Question

Trichloroacetic acid dissociates partially in water according to the equilibrium below. What is the percentage of molecules dissociated in a 1.00 molal solution of trichloroacetic acid in water if the measured freezing point is -2.53C? The freezing point and Kf for water are 0.00C and 1.86 C-kg/mol, respectively.

CCl3CO2H(aq) -> <- (Equalibrium arrows) CCl3CO2 1- (aq) + H+ (aq)

How do I set up and Solve

Answer 1

Ans. Using dT_f = i K_f m                     - equation 1

            where, i = Van’t Hoff factor = ?

                        K_f = molal freezing point depression constant of the solvent

                        m = molality of the solution

                        dT_f = Freezing point of pure solvent – Freezing point of solution

                                    = freezing point depression

Given,

            m = 1

            Freezing point of solution = - 2.53⁰C

            Freezing point of solvent (water) = 0⁰C

            Kf = 1.86⁰Ckgmol^-1

Now, dTf = Freezing point of pure solvent – Freezing point of solution

            = 0⁰C – (- 2.53⁰C) = 2.53⁰C

Putting the values in equation 1-

2.53⁰C = i x (1.86⁰Ckgmol^-1) x 1.0 m

Or, 2.53⁰C = i x (1.86⁰C m^-1) x 1.0 m                      ; [1 m = 1 mol/ kg; so, kg/mol = m^-1]

Or, 2.53 = 1.86 i

Or, I = 2.53 / 1.86 = 1.36

Thus, Van’t hoff factor for trichloroacetic acid = 1.36

That is, 1 molecule of trichloroacetoic acid shall dissociates into 1.36 dissociated chemical species.
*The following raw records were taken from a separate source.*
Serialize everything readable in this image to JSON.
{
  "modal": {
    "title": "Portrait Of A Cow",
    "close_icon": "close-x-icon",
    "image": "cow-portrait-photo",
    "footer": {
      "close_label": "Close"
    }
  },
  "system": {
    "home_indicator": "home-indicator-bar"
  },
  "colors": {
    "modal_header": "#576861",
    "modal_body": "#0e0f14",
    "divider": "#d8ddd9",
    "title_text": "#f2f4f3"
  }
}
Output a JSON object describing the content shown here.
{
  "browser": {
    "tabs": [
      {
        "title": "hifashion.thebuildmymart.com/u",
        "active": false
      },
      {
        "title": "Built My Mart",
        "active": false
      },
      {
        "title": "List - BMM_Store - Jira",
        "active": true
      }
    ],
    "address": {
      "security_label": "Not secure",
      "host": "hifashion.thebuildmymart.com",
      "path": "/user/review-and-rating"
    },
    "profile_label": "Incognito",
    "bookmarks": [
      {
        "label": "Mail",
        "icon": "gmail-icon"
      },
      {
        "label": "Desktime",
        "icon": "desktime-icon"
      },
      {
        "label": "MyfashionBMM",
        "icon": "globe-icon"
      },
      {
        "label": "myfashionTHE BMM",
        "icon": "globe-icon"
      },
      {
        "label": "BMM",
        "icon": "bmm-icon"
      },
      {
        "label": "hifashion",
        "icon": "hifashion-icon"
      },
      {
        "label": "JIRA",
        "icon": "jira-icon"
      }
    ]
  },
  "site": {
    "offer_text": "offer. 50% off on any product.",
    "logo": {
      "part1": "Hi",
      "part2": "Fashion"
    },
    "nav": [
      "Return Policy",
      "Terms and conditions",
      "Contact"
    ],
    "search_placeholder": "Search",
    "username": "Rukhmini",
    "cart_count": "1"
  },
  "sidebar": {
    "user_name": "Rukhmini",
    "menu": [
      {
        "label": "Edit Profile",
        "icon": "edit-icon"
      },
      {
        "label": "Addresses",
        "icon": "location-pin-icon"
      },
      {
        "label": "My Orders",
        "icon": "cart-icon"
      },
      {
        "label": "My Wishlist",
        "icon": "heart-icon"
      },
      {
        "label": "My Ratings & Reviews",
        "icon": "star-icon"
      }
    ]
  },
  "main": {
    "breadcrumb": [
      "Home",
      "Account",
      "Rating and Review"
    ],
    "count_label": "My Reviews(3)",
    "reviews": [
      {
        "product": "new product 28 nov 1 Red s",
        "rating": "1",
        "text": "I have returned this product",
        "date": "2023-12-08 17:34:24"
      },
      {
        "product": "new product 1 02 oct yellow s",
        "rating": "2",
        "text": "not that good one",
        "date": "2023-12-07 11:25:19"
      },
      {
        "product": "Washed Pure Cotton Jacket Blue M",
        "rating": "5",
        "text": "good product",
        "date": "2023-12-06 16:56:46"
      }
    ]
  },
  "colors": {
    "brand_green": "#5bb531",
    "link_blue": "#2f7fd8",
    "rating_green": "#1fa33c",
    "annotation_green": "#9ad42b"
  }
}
Note that dissociation of a molecule is always in a whole number value, i.e, a molecule can dissociate into 2, 3, 4 or other whole number species but not in fraction like 0.2 or 0.54, etc.

## So, consider the van’t hoff facor = 1.36 as follows-

Let the total number of molecules of trichloroacetic acid (TCAA) = 100

So, 100 (TCAA) dissociated to produce a total of 136 chemical species.

Given,

1 (TCAA) dissociates into 2 ions – TCAA^- and H⁺.

Let the number of (TCAA) dissociated = Y

So, remaining number of un-dissociated (TCAA) = (100 – Y)

Total number (dissociated + Un-dissociated) chemical spices = (2 x Y) + (100- Y)

            Where (2 x Y) indicates that 1 mol TCAA dissociates into 2 ions.

Or, (2 x Y) + (100- Y) = 136

Or, 2Y + 100 – Y= 136

Or, Y = 136 – 100 = 36

That is, a total of 36 TCAA dissociated into (TCAA^- + H⁺) per total 100 molecules TCAA initially present in the solution.

## Again, Coming to i = 1.36

Moles of TCAA dissociated = (1.36 – 1.0) = 0.36

% dissociation = (moles of TCAA dissociated / Initial moles of TCAA) x 100

                        = (0.36/ 1) x 100

                        = 36 %